Mike-VA3MW Administrator, FlexRadio Employee, Community Manager, Super Elmer, Moderator admin

I wanted to thank Al W6LX for this excellent post from another reflector


Here's a statement: "RF in the shack" does not equal "simple RF overload". Let me define my terms.

"RF in the shack", which many people have experienced when using "unbalanced" antennas like verticals, off-center fed wires, and others, is caused by radiation from the outside shield of the coax, or by unequal currents on either side of a balanced transmission line. As you know, this causes everything from interfering with household devices to RF burns. Many folks have cured this kind of problem with various ferrite chokes and grounding.

But there's another kind of interference: that caused by "simple RF overload", which occurs when your beautifully balanced antenna, with lots of ferrite all over the place, judicious routing of the feedline, and good grounding, is radiating so well that the RF field around the antenna-- and thus, inside your home-- is very high. Paradoxically, this is what you want to happen; your highly efficient antenna system is turning your RF power into a nice, strong radiated field.

So it's important to understand the difference between these two mechanisms. Maybe a story will help you further understand the distinction I'm making. I attended a high school not far from 50 kW radio station KRLA. KRLA used to get into everything. It was so loud on a crystal radio that you could hear it easily with the earphones laying on the benchtop. If you left an oscilloscope probe disconnected the scope would show an enormous 10V peak-to-peak signal on the screen.

Was KRLA guilty of RF on its feedline, putting "RF in the shack" into our electronics lab? Would ferrites and additional grounding at KRLA's antenna have improved anything? No, because it was a case of "simple RF overload"... caused by a very strong, very close transmitter. KRLA was doing exactly what it should have done: put a bodaciously loud signal everywhere. We just happened to be 'in the way' of that signal.

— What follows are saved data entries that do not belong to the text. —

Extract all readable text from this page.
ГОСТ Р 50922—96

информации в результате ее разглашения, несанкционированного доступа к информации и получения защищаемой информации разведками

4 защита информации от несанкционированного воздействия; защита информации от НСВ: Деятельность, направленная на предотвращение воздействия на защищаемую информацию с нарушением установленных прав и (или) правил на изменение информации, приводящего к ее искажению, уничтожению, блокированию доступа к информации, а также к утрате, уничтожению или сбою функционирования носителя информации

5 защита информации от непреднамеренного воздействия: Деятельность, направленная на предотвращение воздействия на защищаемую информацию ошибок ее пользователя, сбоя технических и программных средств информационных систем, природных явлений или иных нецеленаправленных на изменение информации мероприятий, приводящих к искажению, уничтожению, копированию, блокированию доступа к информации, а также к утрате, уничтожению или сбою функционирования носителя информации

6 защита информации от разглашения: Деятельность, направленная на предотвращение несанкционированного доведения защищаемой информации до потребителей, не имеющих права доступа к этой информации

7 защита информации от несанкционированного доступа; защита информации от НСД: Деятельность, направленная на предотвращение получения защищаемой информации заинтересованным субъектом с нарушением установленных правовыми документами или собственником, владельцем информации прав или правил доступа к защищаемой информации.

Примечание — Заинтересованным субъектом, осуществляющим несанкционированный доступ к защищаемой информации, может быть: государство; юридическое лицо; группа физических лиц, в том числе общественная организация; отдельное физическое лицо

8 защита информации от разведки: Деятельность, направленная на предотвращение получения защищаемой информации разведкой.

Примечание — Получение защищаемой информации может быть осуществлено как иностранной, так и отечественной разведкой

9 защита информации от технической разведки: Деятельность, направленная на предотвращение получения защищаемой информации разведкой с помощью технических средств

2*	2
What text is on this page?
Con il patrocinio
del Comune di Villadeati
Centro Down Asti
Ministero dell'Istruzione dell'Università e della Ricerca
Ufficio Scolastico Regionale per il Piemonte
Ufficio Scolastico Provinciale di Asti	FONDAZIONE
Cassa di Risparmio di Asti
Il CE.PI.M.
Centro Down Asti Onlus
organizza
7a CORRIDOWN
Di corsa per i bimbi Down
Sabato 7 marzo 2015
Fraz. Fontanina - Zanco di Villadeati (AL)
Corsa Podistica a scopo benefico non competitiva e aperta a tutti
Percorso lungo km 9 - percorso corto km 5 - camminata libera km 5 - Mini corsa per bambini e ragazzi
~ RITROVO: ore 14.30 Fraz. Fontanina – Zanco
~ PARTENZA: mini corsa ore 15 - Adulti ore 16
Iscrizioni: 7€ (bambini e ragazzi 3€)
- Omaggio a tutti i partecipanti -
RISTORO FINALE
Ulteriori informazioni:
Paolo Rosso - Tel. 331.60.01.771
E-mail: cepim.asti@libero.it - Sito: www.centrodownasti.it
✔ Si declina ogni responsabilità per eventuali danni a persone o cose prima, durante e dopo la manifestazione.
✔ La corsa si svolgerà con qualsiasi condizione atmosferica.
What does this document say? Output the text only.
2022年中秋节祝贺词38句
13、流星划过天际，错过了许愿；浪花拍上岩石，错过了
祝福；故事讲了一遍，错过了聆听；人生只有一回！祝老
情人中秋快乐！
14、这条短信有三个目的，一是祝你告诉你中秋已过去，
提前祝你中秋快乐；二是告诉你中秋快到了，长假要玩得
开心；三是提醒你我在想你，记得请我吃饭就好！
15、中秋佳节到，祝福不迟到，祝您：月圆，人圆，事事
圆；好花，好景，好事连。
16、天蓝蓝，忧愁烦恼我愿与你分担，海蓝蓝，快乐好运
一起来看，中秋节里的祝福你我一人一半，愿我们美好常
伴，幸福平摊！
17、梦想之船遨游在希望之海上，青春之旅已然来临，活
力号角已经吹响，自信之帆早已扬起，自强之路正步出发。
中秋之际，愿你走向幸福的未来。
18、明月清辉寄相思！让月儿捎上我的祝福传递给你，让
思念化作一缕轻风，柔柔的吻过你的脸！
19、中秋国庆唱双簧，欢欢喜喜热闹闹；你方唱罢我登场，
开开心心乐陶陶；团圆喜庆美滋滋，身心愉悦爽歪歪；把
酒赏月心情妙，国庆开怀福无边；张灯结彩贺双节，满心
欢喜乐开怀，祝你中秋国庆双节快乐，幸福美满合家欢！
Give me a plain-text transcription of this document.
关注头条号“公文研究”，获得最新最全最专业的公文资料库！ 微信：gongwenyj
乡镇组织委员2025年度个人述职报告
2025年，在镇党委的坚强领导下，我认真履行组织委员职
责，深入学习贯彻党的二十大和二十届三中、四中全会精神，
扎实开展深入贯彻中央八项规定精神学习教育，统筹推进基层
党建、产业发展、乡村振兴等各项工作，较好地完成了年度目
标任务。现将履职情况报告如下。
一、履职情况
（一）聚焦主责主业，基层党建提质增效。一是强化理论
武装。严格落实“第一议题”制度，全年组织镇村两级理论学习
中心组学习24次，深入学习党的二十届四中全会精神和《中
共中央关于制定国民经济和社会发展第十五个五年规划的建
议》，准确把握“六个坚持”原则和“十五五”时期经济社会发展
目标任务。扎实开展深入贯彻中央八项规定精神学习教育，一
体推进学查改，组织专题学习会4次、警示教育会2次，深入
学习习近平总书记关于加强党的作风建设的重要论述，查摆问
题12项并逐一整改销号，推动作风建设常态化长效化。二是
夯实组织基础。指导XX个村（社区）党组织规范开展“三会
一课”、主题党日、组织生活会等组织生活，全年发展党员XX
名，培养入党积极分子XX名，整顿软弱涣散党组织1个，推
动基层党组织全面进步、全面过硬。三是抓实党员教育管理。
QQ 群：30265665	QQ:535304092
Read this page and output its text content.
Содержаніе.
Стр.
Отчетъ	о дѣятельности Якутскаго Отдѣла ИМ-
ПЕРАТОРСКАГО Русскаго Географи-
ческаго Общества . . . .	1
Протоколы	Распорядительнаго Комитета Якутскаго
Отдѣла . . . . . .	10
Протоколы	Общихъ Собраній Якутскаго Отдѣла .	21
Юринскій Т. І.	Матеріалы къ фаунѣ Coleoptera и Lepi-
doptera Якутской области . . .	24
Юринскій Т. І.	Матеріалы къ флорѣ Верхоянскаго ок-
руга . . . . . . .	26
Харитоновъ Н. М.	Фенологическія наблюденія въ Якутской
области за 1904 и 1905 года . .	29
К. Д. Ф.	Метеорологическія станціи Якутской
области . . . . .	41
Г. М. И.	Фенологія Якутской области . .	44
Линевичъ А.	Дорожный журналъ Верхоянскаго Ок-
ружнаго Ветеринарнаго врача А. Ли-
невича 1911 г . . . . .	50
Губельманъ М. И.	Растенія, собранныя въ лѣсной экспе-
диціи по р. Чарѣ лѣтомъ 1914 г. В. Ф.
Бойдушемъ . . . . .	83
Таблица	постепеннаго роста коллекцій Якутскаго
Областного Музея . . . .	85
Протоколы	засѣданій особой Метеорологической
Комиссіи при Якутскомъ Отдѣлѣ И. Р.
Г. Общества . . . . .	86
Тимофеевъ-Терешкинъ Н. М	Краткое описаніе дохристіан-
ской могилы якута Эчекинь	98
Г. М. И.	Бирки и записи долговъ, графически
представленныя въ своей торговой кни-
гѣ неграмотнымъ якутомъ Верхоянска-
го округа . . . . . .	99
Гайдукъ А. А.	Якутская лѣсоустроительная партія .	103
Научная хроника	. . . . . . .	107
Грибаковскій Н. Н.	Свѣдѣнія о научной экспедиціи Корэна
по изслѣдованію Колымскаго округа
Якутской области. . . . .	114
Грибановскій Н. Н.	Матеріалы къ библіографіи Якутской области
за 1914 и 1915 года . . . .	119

This is what can happen when you have a perfectly good and RFI-proofed antenna system. The radiated signal is simply too strong for various electronics in your house to handle. And, as you can imagine, running the legal limit makes the problem worse.

I had essentially asked, "Given that your properly functioning antenna is putting a bodaciously loud signal everywhere, why are some devices immune to the signal, and yet others fall apart? Why does one ham's garage door opener go crazy when he transmits, but another ham's is unaffected?" That's what I was wondering.

A number of respondents to my other post told me that yes, in fact, there are devices that act naughtily when they operate high power, but at least as many said that they've *never* had any such problems. Isn't that interesting? Is it just luck? I've purchased faulty devices while they lucked in and purchased all good ones? The engineer in me hates this arbitrarity and drives me to understand why.

What are the unaffected hams doing differently than the rest of us, if anything, to prevent not "RF in the shack", but the dreaded Simple RF Overload?